Looser monetary policy provides boost to mitigate contraction
China's manufacturing sector could contract for a sixth consecutive month in April, but at a slower pace because of easing steps by the government, HSBC Holdings Plc said on Monday.
The HSBC Flash Purchasing Managers Index, a preliminary indicator of operating conditions in the domestic manufacturing sector, increased to 49.1 in April from 48.3 in March, showing a rebound in real economic activity, which refers to manufacturing and services, the bank said.
This leading indicator may signal a moderate recovery in the world's second-largest economy, after GDP growth hit a three-year bottom of 8.1 percent in the first quarter, analysts said.
HSBC's estimate is based on monthly replies to questionnaires filled out by more than 420 manufacturing companies' purchasing executives.
According to the bank's report, the rebound was mainly based on increased production, shown by the two-month high of 49.1 in the manufacturing output subindex for April, compared with 47.3 in March.
A reading below 50 means contraction, while one above 50 indicates expansion. New export orders rose to 49.8, the highest in three months, compared with 47.7 in March.
Qu Hongbin, HSBC's chief economist in China, said: "This suggests that earlier easing measures have started to work and hence should ease concerns of a sharp growth slowdown."
However, these subindexes were all under 50, which may signal the need for more easing in the coming months to boost economic growth, said Qu.

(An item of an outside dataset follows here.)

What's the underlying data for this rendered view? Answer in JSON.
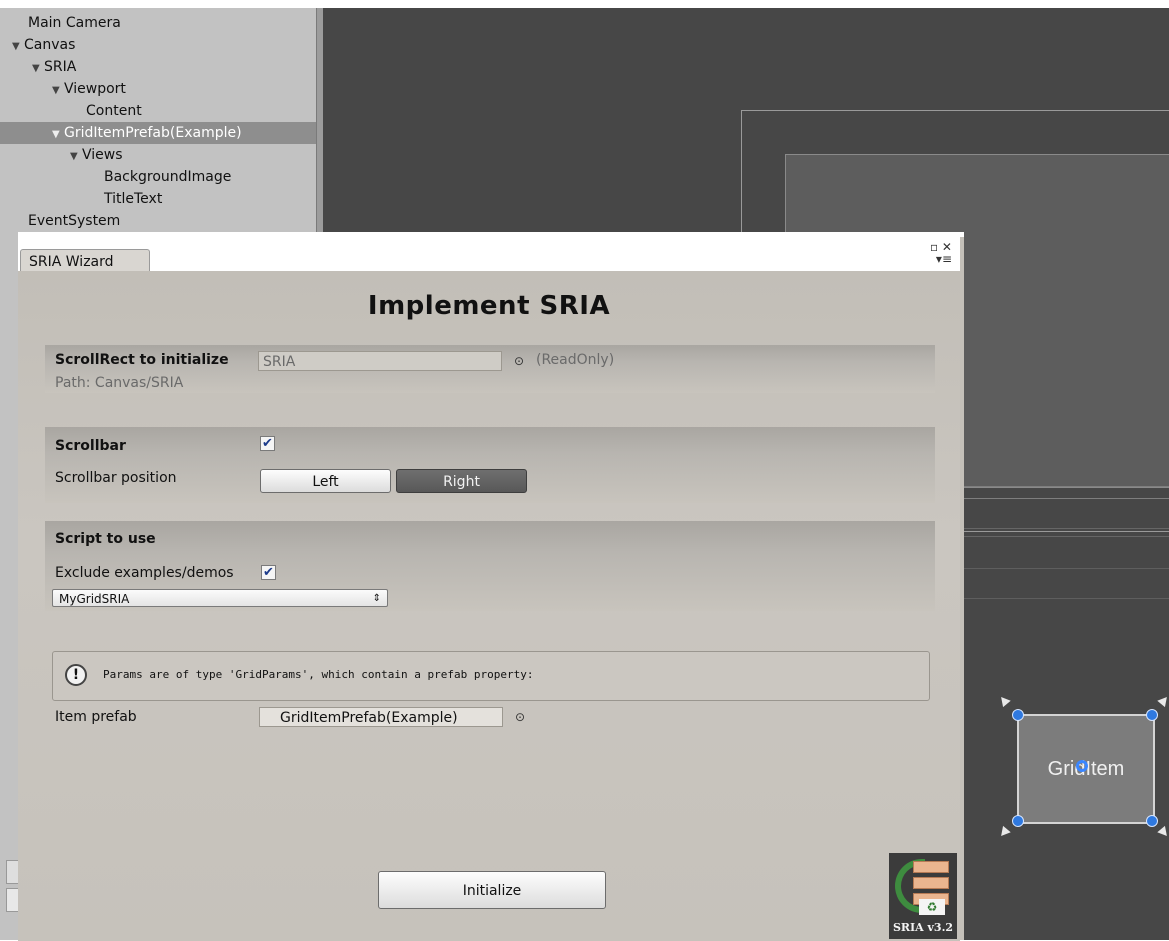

"We expect monetary and fiscal easing to speed up in the second quarter," he said.
To increase liquidity, the central bank reduced banks' reserve requirement ratios, which reflect the amount of cash that commercial banks hold aside, by 50 basis points in February.
The first loosening of monetary policy, which was in December, ended a tight policy cycle that prevailed for almost three years. In March, the central bank freed up 1.01 trillion yuan ($160 billion) in new loans, the highest amount in 14 months and a month-on-month surge of 32.3 percent.
"The next RRR cut may come in May, with fiscal spending on infrastructure projects picking up," said Zhang Zhiwei, chief China economist at Nomura Holdings Inc.
The economy could still cool further, although the growth of exports was faster than expected thanks to an easing in the eurozone debt crisis, said Zhu Baoliang, chief economist at the State Information Center.
"But the key is to better lead capital into industrial companies, especially medium-sized and small ones," Zhu said. "Otherwise, the money might prefer to chase higher returns in the stock and real estate markets, which can further inflate bubbles."
Zhu attributed the financing problems of companies to the high cost of borrowing, which underscores the need for a market-oriented interest rate mechanism reform and encouraging more private capital to participate in the lending system.
In the second quarter, GDP growth may accelerate to 8.4 percent, which would be 0.3 percentage point higher than the first quarter, with expectations that new export orders may bounce back at a faster rate, said Jing Ulrich, managing director and chairman of global markets, China at JPMorgan.
"The looser monetary policy will take effect in the coming months," she said.